Como realça Aroso de Almeida, “a previsão do preceito compreende claramente litígios respeitantes a quaisquer contratos, que não apenas a contratos administrativos, e tanto contratos celebrados por pessoas coletivas de direito público, como contratos celebrados por entidades privadas, quando sujeitas a regras de direito público em matéria de procedimentos pré-contratuais (…). A previsão em referência abrange a espécie de contratos administrativos a que se refere o art. 1º, n.º 6, al. d), do CCP (…), mas possui um alcance mais amplo, pois, como dito, atribui à jurisdição administrativa a competência para dirimir os litígios emergentes de todos os contratos que a lei submeta, ou admita que possam ser submetidos, a um procedimento de formação regulado por normas de direito público, independentemente da questão de se saber se a prestação do co-contratante pode condicionar ou substituir, de forma relevante, a realização das atribuições do contraente público.
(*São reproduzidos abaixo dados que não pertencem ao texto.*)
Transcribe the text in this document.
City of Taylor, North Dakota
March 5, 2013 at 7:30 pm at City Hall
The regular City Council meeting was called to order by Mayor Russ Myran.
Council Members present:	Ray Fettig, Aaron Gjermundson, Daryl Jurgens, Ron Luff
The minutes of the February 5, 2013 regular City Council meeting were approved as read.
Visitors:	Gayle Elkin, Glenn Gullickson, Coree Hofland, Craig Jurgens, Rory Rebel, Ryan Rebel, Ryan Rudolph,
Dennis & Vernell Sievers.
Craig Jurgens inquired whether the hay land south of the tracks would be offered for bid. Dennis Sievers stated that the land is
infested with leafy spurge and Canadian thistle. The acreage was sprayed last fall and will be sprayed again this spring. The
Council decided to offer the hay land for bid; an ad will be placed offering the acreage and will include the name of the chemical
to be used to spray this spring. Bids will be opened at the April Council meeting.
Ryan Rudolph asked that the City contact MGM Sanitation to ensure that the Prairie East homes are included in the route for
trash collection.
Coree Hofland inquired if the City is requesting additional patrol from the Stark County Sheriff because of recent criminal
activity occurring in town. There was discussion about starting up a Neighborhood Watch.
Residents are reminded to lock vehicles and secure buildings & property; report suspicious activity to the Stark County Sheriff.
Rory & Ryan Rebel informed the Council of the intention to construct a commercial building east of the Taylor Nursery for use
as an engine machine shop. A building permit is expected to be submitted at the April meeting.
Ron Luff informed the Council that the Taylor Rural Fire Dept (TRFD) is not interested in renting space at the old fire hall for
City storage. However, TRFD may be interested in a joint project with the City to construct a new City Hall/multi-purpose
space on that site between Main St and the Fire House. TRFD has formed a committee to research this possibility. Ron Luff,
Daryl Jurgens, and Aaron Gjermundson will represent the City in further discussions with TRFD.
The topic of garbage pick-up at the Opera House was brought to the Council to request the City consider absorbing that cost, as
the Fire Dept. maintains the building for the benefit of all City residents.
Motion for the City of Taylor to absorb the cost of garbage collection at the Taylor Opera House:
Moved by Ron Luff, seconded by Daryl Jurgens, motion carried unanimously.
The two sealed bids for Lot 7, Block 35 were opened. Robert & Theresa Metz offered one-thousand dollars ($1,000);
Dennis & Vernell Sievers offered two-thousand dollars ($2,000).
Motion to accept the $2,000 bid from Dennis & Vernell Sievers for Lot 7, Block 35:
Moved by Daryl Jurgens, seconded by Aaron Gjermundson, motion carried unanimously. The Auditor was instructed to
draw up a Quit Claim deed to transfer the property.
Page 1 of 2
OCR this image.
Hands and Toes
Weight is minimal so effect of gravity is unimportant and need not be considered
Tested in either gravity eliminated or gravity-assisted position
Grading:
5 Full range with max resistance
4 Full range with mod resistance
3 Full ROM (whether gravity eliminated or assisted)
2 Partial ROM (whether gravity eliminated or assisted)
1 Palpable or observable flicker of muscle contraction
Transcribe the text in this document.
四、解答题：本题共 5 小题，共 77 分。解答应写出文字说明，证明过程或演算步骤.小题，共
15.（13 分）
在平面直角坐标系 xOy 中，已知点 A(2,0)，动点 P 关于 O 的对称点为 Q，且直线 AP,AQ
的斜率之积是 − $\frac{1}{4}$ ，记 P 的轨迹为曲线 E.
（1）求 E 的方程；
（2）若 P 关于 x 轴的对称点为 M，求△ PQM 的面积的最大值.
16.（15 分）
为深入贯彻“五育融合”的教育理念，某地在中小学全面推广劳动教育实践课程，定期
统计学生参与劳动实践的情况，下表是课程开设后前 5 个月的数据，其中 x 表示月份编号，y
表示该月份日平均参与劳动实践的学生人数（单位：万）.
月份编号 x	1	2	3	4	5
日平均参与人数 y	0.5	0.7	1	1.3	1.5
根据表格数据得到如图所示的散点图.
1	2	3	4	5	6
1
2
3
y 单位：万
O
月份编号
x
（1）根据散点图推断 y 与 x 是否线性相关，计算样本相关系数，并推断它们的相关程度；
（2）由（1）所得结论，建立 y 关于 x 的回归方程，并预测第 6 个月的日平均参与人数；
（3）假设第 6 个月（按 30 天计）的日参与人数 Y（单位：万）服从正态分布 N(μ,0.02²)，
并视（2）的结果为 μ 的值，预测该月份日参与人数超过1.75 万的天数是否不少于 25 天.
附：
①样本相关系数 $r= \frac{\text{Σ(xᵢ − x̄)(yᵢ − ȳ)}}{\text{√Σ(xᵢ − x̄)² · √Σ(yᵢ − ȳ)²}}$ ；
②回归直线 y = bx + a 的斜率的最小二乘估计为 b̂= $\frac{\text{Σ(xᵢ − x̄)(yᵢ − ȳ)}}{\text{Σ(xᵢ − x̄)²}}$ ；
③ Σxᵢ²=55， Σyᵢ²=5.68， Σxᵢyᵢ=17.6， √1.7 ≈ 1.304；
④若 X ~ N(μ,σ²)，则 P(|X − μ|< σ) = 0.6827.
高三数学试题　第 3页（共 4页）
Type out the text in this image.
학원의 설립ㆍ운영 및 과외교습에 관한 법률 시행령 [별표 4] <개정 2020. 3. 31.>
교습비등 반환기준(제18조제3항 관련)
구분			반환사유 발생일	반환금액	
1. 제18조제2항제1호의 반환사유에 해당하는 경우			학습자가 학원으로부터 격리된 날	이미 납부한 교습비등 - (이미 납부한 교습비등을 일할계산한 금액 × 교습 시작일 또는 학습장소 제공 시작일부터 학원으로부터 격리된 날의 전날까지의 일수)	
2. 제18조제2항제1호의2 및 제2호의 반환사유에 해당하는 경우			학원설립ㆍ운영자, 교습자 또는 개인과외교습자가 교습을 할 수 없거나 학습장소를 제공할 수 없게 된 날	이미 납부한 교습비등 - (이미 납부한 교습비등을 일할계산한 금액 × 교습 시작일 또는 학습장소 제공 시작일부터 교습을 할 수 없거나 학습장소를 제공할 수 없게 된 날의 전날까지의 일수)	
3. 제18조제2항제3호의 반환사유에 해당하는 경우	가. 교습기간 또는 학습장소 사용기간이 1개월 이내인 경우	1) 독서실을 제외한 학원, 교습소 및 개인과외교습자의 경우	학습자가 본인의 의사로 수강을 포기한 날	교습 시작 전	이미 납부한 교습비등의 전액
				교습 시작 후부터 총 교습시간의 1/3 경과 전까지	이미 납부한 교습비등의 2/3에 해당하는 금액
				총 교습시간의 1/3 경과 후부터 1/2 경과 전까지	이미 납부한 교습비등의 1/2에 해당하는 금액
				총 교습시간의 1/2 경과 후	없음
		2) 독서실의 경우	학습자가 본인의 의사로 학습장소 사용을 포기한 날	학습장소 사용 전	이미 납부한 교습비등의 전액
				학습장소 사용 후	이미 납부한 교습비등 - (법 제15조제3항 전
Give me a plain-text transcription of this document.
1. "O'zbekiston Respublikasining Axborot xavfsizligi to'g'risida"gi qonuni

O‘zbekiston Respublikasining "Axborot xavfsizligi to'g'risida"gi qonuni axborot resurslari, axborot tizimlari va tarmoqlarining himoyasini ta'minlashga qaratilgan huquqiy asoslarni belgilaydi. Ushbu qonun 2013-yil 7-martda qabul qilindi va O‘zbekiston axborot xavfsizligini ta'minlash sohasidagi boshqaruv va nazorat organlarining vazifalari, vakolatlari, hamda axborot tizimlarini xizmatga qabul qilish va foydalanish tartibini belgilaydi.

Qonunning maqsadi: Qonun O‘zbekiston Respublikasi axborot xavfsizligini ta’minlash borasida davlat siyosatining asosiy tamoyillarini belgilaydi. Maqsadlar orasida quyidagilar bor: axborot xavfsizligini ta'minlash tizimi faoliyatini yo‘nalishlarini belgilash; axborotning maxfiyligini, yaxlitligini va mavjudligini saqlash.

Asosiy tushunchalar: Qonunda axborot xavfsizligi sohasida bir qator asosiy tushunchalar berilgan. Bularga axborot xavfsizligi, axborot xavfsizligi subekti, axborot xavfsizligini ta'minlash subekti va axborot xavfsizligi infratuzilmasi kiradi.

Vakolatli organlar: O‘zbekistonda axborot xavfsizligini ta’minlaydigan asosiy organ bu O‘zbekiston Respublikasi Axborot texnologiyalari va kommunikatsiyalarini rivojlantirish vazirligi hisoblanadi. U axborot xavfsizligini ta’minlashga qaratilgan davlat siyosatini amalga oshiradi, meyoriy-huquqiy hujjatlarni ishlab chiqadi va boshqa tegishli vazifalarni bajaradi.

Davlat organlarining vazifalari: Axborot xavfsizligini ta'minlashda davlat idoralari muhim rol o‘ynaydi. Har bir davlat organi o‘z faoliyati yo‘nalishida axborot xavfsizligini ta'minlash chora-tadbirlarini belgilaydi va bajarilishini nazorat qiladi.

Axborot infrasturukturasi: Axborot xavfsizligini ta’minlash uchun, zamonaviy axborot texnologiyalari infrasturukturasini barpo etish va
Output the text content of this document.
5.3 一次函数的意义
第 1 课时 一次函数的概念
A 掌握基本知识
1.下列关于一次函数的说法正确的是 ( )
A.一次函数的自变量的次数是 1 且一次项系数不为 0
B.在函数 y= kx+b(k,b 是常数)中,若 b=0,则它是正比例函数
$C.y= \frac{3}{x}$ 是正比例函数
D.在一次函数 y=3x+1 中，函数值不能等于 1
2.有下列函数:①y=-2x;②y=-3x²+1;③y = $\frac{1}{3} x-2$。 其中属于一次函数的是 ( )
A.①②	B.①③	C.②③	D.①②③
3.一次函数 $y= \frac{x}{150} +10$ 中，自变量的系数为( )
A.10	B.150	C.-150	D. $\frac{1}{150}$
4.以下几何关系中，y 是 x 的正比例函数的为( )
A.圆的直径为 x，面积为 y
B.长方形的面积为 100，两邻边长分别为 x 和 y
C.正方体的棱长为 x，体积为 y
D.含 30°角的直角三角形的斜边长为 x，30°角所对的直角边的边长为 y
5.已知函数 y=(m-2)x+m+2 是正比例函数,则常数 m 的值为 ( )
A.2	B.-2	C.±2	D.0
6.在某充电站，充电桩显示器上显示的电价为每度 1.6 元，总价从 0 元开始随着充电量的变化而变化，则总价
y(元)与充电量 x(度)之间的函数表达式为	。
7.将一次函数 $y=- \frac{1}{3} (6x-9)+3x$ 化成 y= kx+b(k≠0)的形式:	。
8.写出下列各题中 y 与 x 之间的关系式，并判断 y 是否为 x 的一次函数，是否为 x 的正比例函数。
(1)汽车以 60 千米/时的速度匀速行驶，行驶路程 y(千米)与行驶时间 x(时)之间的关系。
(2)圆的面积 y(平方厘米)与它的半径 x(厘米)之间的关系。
O critério não é, aqui, na verdade, o do contrato administrativo, mas o do contrato público, na aceção hoje utilizada pelo CCP, ou seja, o critério do contrato submetido a regras de contratação pública: desde que um contrato seja submetido a regras procedimentais de formação de Direito Administrativo, todas as questões que dele possam vir a emergir devem ser objeto de uma ação a propor perante os tribunais administrativos, e não perante os tribunais judiciais – e isto, porque se trata de um contrato público, independentemente da sua qualificação ou não como contrato administrativo, nos termos do CCP. Com efeito, o legislador do ETAF assumiu o entendimento de que as razões que, por impulso do direito comunitário, levaram o nosso ordenamento jurídico a fazer depender a celebração de certos tipos de contratos, por certas entidades (públicas ou equiparadas), da prévia realização de um procedimento especificamente regulado por normas de direito público justificam a atribuição à jurisdição administrativa da competência para dirimir litígios que possam surgir no âmbito das correspondentes relações contratuais, ainda que essas relações não revistam, em si mesmas, natureza administrativa” (11) (destacado nosso).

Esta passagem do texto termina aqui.